Bernard Tapie prêt à céder un tiers de « Corse-Matin »
Bernard Tapie prêt à céder un tiers de « Corse-Matin »
LE MONDE ECONOMIE
Les discussions entamées durant l’été avec l’un des plus importants consortium d’entrepreneurs corses sont en voie d’achèvement.
L’affaire est quasiment bouclée. Bernard Tapie s’apprête à céder un tiers (35 % des parts) du journal Corse-Matin, dont il est, depuis 2014, l’unique propriétaire par le biais du groupe La Provence. « Il n’y a plus de suspense », a déclaré le patron du groupe de presse marseillais. Les discussions entamées durant l’été avec CM Holding, un consortium d’entrepreneurs corses, sont entrées en phase de négociations exclusives et en voie d’achèvement.
Ainsi que l’annonçaient Corse-Matin et La Provence jeudi 28 décembre, la holding présidée par l’homme d’affaires corse François Padrona devrait entrer au capital de la société Corse Presse dans le courant du premier trimestre 2018. « Si les discussions se concluent positivement, ce qui semble être le scénario le plus probable, notre prise de participation sera effective dès le premier trimestre 2018 », a confirmé le consortium dans un communiqué publié le 28 décembre.
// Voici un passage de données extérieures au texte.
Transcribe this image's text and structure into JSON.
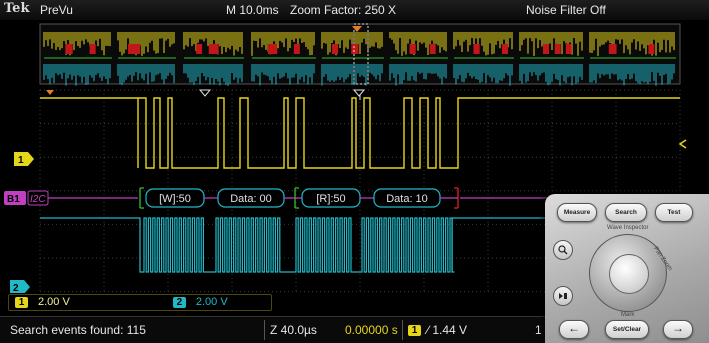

CM Holding, qui regroupe une kyrielle d’environ 140 entreprises corses de tailles différentes, est contrôlée par une quinzaine d’entrepreneurs, parmi les plus importants de l’île. Son numéro un, François Padrona, 53 ans, dirige la société Linea Voyages. Il est également PDG des magasins Leclerc à Ajaccio et mandataire dans une quinzaine de conseils d’administration. Un des administrateurs de CM Holding, Antony Perrino, 38 ans, est l’un des principaux acteurs du secteur immobilier et du BTP insulaire. Patron de l’entreprise du même nom, il est le fils de François Perrino, ancien vice-président de la chambre de commerce et d’industrie de Corse-du-Sud, qui fut également président de la fédération départementale du BTP. Enfin, le patron du Medef de l’île, Charles Zuccarelli, 45 ans, siège lui aussi au conseil d’administration du consortium.
« La World Company corse »
Propriétaire de la compagnie de ferrys Corsica Linea, créée il y a 18 mois au moment de la reprise de la Société nationale maritime Corse-Méditérranée (SNCM), CM Holding deviendra actionnaire minoritaire de Corse Presse pour une somme dont le montant n’a pas été communiqué. Selon François Padrona, son groupe « aspire à défendre un certain nombre d’institutions indispensables à la vie de l’île au quotidien ». Et Corse-Matin, unique quotidien insulaire vendu chaque jour à un peu plus de 32 000 exemplaires, reste le journal au plus fort taux de pénétration localement. Si ses ventes affichent un recul de plus 2 % sur l’exercice 2016-2017 et si ses pertes financières sont encore importantes (environ 200 000 euros), le journal n’en demeure pas moins une institution corse.
Pour Bernard Tapie, le résultat des élections de décembre qui ont consacré la victoire des nationalistes à la collectivité territoriale de Corse « justifie encore plus l’entrée au capital de gens qui vivent pleinement la Corse. (…) Il est bon qu’un des actionnaires ait la réalité de la vie dans l’âme, dans les veines, dans le cerveau ». Le célèbre entrepreneur, âgé de 74 ans et atteint d’un cancer, a été renvoyé à la mi-décembre en correctionnelle pour « escroquerie » et « détournement de fonds publics » dans l’affaire de l’arbitrage de son litige avec le Crédit lyonnais.
A la rédaction de Corse-Matin, qui jusqu’à ces derniers jours n’avait pas été prévenue de la transaction en cours, la nouvelle suscite certaines inquiétudes. « C’est la World Company corse qui s’offre son journal », ironisait un rédacteur qui préfère garder l’anonymat. « C’est notre CAC 40 à nous », renchérissait un autre, qui voit dans cette opération une dangereuse « concentration des pouvoirs » entre les mains de quelques grosses fortunes de l’île.
Selon plusieurs journalistes joints par Le Monde, depuis son arrivée Bernard Tapie n’est jamais intervenu sur le moindre papier. En sera-t-il de même avec les nouveaux actionnaires ? A les en croire, ils n’ont pas l’intention de modifier la ligne éditoriale du journal. « Son indépendance rédactionnelle sera garantie », a affirmé François Padrona. Celui-ci a assuré que le nouvel actionnaire limiterait son rôle aux domaines de la gestion et du développement. Un comité d’entreprise a été convoqué pour vendredi 5 janvier.